- Directed by: Chandulal Shah
- Written by: Chandulal Shah
- Starring: Gohar; P. K. Raja Sandow;
- Cinematography: Narayan G. Devare
- Production company: Kohinoor Film Company
- Distributed by: Dayaram Shah
- Release date: 1927;
- Country: India
- Language: Silent

= Gunsundari (1927 film) =

Gunsundari (Why do Husbands Go Astray?) is 1927 Indian silent social drama film written and directed by Chandulal Shah. The film was commercially successful and was remade twice later.

==Plot==
Gunsundari is a devoted wife to his husband who is not involved in his domestic responsibilities and claims that he is busy in his office work. He dislikes his wife due to her moral stand and gets involved with a dancing girl. The wife goes beyond her home and discovers a new world as well as meets a social outcast person like her. The story ends there.

==Cast==
The cast is as follows:
- Gohar as Gunsundari
- P. K. Raja Sandow
- Rampiyari
- Jamna
- R. N. Vaidya

==Production==
Chandulal Shah wrote and directed the film when the cinema was dominated by mythological films.
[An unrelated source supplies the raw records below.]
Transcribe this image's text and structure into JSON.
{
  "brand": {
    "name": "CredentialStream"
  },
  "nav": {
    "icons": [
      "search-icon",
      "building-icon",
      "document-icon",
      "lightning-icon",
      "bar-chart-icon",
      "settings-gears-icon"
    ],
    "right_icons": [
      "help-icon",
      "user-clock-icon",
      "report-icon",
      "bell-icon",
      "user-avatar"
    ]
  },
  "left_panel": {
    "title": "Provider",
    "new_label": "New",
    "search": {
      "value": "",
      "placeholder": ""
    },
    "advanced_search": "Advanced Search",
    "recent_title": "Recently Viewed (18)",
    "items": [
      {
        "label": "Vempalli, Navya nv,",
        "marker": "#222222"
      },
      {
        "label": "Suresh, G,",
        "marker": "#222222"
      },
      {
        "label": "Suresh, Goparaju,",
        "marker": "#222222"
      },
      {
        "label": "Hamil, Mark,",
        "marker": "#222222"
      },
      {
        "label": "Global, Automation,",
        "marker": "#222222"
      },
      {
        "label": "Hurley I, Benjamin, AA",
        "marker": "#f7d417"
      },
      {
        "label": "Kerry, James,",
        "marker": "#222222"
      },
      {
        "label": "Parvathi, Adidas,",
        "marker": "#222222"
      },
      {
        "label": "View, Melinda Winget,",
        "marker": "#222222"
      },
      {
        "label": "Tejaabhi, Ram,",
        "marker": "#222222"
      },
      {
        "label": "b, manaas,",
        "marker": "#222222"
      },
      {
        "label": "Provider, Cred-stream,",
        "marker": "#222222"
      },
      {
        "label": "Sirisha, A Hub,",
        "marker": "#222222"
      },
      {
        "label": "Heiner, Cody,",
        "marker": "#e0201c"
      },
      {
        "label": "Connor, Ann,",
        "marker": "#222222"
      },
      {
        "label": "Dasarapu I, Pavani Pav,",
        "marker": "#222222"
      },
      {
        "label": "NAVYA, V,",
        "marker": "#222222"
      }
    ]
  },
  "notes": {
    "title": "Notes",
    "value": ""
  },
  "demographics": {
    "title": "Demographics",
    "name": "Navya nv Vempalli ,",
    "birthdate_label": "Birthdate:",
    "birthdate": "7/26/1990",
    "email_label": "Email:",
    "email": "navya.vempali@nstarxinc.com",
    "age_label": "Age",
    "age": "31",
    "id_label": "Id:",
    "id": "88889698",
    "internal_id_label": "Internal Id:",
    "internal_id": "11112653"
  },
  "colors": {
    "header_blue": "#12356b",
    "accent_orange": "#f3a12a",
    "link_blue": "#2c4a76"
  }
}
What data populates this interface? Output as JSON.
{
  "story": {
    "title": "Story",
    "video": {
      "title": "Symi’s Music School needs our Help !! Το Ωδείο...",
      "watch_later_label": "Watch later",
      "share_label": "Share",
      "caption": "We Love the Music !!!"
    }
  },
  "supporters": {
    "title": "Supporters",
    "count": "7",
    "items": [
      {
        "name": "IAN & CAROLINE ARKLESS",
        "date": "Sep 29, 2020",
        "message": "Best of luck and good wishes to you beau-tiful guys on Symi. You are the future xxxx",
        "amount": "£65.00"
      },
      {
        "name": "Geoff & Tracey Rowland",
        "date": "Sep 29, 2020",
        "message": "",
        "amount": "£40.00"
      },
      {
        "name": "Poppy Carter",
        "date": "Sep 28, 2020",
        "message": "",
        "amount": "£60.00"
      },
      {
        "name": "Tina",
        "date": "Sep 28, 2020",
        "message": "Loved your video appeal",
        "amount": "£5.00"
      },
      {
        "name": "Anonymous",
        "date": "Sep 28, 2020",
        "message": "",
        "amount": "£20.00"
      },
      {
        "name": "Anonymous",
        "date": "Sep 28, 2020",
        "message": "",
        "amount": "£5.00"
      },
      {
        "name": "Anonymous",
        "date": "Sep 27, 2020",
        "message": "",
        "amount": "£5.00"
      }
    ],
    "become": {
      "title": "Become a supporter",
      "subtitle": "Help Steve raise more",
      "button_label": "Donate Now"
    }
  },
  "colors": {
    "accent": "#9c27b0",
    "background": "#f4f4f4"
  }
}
It was produced in 22 days. It told the modern women that their husband should be more participating in their domestic responsibilities and they should be more exploring of the world beyond their homes. The black and white film was 9452 feet long.

==Legacy and remakes==
Gunsundari is Shah's most known film. Gohar subsequently played similar signature roles in her career. The film was such a success in its first appearance in 1927, that director Chandulal Shah remade it in 1934 under Ranjit Studios starring Gohar. It was remade again in 1948 under Ajit Pictures and directed by Shah's nephew Ratilal Punatar and starred Nirupa Roy. However, these three versions include some changes to reflect their times.